Wednesday, 28 January 2015

Reaney V North Staffordshire NHS Trust

Reaney V North Staffordshire NHS Trust:
Does This Represent A Change In The Law?

By Killian Garvey, Kings Chambers Pupil

It is trite law that a defendant may only be liable to compensate a claimant for the damage it has caused him or to which it has materially contributed. Moreover, it is well established that a defendant must take its victim as it finds him (which may be to its advantage or disadvantage). This latter principle, known as the ‘egg-shell skull rule’, derives from Mackinnon LJ’s speech in the case of Owens v Liverpool Corp [1939] 1 KB 394, whereby he said:

One who is guilty of negligence to another must put up with idiosyncrasies of his victim that increase the likelihood or extent of damage to him: it is no answer to a claim for a fractured skull that its owner had an unusually fragile one

Applying these principles to a hypothetical scenario, one can see how they can potentially serve to limit a defendant’s liability. So, for example, consider the situation whereby a claimant requires 3 full-time carers. If they were a healthy, independent individual prior to the defendant’s negligent act, then they can now claim for paying these 3 carers. However, if the claimant had a pre-existing disability from a non-negligent act, whereby they already had 2 full-time carers that were provided for by their local authority, their claim would be limited to the one additional carer they now require.

This approach has been followed for decades. However, some seem to think that this is no longer the case, in light of the recent decision in the case of Reaney v University Hospital of North Staffordshire NHS Trust [2014] EWHC 3016. Some now seek to rely on Reaney in support of the view that the claimant, in the hypothetical scenario posed before, can now claim for the 3 carers, irrespective of their previous care needs. I suggest that this is wrong and based on a misunderstanding of Foskett J’s judgment in this case. 

Mrs Reaney had a very serious spinal injury that preceded the Defendant’s negligence. This injury essentially put her in the same position as a T7 paraplegic. The Defendant admitted that they were responsible for a deep (grade 4) pressure sore, which exacerbated Mrs Reaney’s pre-existing disability. Prior to the Defendant’s negligence, Mrs Reaney received gratuitous care from her husband and 7 hours of professional care a week from the local authority. After the negligence, Foskett J held that Mrs Reaney now needed 2 carers offering 24-hour care, 7 days a week.

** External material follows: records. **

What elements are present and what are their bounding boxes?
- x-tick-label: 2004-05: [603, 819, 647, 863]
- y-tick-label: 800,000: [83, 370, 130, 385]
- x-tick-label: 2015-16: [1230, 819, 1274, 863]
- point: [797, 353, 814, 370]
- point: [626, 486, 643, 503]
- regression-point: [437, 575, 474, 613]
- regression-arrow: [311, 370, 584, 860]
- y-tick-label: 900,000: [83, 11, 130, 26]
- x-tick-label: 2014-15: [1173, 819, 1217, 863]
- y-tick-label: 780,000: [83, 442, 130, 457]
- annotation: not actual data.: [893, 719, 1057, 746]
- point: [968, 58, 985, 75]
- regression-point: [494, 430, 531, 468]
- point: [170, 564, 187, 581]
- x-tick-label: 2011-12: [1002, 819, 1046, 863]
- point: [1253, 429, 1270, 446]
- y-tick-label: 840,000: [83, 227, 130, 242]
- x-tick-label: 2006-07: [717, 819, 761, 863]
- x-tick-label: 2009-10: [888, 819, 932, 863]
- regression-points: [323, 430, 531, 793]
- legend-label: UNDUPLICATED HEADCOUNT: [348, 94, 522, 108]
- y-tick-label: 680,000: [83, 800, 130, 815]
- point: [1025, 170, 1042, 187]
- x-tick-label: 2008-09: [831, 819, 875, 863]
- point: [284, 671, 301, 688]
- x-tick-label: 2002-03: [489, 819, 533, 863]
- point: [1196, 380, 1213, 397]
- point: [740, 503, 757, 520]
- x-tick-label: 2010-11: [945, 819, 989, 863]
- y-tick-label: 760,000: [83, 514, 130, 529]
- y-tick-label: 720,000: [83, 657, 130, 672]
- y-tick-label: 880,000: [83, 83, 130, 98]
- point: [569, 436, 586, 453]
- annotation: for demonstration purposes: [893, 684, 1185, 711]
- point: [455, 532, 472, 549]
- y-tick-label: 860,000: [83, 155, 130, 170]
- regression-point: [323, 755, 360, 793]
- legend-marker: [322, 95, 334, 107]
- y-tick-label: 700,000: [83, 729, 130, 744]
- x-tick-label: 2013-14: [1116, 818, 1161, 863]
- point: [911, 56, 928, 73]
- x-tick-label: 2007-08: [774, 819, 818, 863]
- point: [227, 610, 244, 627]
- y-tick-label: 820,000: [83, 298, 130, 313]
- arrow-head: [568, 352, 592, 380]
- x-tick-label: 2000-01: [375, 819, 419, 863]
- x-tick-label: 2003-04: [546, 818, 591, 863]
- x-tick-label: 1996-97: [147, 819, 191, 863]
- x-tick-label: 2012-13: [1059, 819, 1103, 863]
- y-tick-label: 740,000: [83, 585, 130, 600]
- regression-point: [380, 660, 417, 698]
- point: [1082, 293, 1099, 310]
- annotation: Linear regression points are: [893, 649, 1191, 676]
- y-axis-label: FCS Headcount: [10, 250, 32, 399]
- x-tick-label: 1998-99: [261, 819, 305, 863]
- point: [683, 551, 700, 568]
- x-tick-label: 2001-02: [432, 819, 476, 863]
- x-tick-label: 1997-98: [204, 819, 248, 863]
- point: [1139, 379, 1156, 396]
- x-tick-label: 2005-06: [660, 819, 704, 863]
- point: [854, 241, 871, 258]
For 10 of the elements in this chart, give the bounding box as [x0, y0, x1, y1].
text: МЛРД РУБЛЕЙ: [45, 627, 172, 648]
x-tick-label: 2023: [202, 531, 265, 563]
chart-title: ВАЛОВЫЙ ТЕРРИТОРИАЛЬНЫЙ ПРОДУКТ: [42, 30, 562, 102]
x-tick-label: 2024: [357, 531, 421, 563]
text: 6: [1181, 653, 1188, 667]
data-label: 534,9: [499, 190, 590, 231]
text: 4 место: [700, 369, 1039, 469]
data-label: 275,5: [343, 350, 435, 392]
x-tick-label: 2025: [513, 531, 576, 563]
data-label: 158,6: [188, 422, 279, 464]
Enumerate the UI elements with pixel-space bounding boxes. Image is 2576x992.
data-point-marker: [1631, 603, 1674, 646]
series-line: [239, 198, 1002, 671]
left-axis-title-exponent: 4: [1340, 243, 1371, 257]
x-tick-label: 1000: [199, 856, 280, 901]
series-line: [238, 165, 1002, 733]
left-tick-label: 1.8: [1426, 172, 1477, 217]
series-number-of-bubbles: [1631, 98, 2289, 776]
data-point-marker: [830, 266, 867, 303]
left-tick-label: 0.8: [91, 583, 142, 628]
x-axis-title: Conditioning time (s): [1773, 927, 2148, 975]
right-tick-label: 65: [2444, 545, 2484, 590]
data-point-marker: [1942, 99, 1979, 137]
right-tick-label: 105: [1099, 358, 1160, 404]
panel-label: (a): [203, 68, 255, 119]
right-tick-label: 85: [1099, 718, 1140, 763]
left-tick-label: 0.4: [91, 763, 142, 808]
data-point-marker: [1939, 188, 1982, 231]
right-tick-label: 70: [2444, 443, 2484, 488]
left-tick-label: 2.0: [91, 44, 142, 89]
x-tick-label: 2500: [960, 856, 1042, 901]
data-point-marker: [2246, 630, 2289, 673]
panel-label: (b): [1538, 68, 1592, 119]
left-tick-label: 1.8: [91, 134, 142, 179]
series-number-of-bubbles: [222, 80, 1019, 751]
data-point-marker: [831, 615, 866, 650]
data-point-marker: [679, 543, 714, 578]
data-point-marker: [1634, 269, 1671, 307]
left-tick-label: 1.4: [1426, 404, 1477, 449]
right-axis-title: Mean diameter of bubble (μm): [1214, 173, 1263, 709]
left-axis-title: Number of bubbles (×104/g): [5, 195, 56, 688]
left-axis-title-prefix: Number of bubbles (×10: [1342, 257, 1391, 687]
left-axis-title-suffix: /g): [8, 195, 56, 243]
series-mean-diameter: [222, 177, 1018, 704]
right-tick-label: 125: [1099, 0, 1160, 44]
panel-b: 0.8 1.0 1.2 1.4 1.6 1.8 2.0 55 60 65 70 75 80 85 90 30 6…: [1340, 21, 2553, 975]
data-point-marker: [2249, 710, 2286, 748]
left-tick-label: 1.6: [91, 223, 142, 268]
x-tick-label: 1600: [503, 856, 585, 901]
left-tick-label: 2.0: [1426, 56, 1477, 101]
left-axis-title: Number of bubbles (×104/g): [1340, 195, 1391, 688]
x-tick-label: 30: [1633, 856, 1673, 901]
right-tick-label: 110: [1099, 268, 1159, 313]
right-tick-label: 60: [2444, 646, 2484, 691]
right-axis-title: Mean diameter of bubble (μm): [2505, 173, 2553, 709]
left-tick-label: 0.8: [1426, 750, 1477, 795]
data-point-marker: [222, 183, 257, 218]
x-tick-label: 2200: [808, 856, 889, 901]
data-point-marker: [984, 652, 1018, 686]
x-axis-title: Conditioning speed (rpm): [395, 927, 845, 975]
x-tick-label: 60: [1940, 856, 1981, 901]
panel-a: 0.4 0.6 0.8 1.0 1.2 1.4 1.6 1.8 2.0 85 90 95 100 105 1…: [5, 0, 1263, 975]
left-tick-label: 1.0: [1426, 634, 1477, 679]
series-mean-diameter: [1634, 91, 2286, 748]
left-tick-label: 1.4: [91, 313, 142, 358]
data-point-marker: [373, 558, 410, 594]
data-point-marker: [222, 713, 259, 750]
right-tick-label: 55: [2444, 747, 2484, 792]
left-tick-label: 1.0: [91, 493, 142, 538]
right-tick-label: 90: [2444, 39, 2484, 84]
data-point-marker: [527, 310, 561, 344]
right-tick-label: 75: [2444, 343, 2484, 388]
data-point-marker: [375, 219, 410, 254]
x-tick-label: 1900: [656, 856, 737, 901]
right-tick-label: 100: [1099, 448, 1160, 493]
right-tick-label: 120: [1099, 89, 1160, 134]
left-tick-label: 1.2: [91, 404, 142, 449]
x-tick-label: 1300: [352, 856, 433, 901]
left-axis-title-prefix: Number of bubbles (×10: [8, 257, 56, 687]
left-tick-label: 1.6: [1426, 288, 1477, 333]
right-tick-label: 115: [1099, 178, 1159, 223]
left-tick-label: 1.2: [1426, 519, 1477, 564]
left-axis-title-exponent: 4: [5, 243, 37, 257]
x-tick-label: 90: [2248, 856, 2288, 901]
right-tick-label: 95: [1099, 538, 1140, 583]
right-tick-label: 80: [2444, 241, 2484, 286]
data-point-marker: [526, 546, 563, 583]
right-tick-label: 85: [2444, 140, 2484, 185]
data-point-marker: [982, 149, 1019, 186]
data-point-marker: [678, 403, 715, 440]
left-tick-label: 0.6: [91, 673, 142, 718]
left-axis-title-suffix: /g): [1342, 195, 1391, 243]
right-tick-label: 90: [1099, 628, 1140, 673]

The Defendant contended that due to Mrs Reaney’s pre-existing disability, the extent of her additional care needs should be limited. Thus, it was submitted, on behalf of the Defendant, that were they held to be liable for the full extent of Mrs Reaney’s care needs, they would be compensating her not only for the pressure sores, but also for her underlying paraplegia. Instead, their liability should be confined to only ‘topping-up’ the care she would have otherwise needed but for the negligence. The Defendant asserted, therefore, that the correct approach to the assessment of Mrs Reaney’s care needs was to assess the Claimant’s care needs globally, give credit for the care that was being provided already, take account of the care that she needed pre-negligence but was not receiving and therefore limit the additional care to that which arose from the pressure sores.

However, Foskett J preferred the position advanced by the Claimant’s representatives, which was simply to consider factually what care the Claimant was receiving pre-negligence and then to consider what she needed now. Indeed, at paragraph 68 of the judgment (subsection ii and iii), Foskett J stated:

(ii)  Although the Claimant needed two carers on a 24/7 basis, she did not receive
      such care because she could not afford it and the local authority was only able to
      provide the levels of assistance described above …
(iii) As already indicated, the Claimant’s future care requirements for the rest of her
     life fall to be assessed on the basis that she requires 24/7 care from two carers ...

So, returning to the title question: does this represent a change in the law? It is submitted that it does not. It follows from the age-old approach in tort of putting the claimant back into the position they would otherwise have been in.

Arguably, the most interesting point arising from this decision is that even if the Claimant had pre-existing care needs, if they were not being met, then they cannot be deducted from the calculation. So, returning to the hypothetical scenario posed before. If the Claimant had 2 full-time carers pre-negligence and now needs 3 carers, their claim would be limited to this additional carer. However, if the Claimant needed 2 full-time carers pre-negligence but was not receiving any care, then arguably Reaney suggests that they can still claim for the 3 carers.

The views expressed by the writer are not necessarily those of Kings Chambers.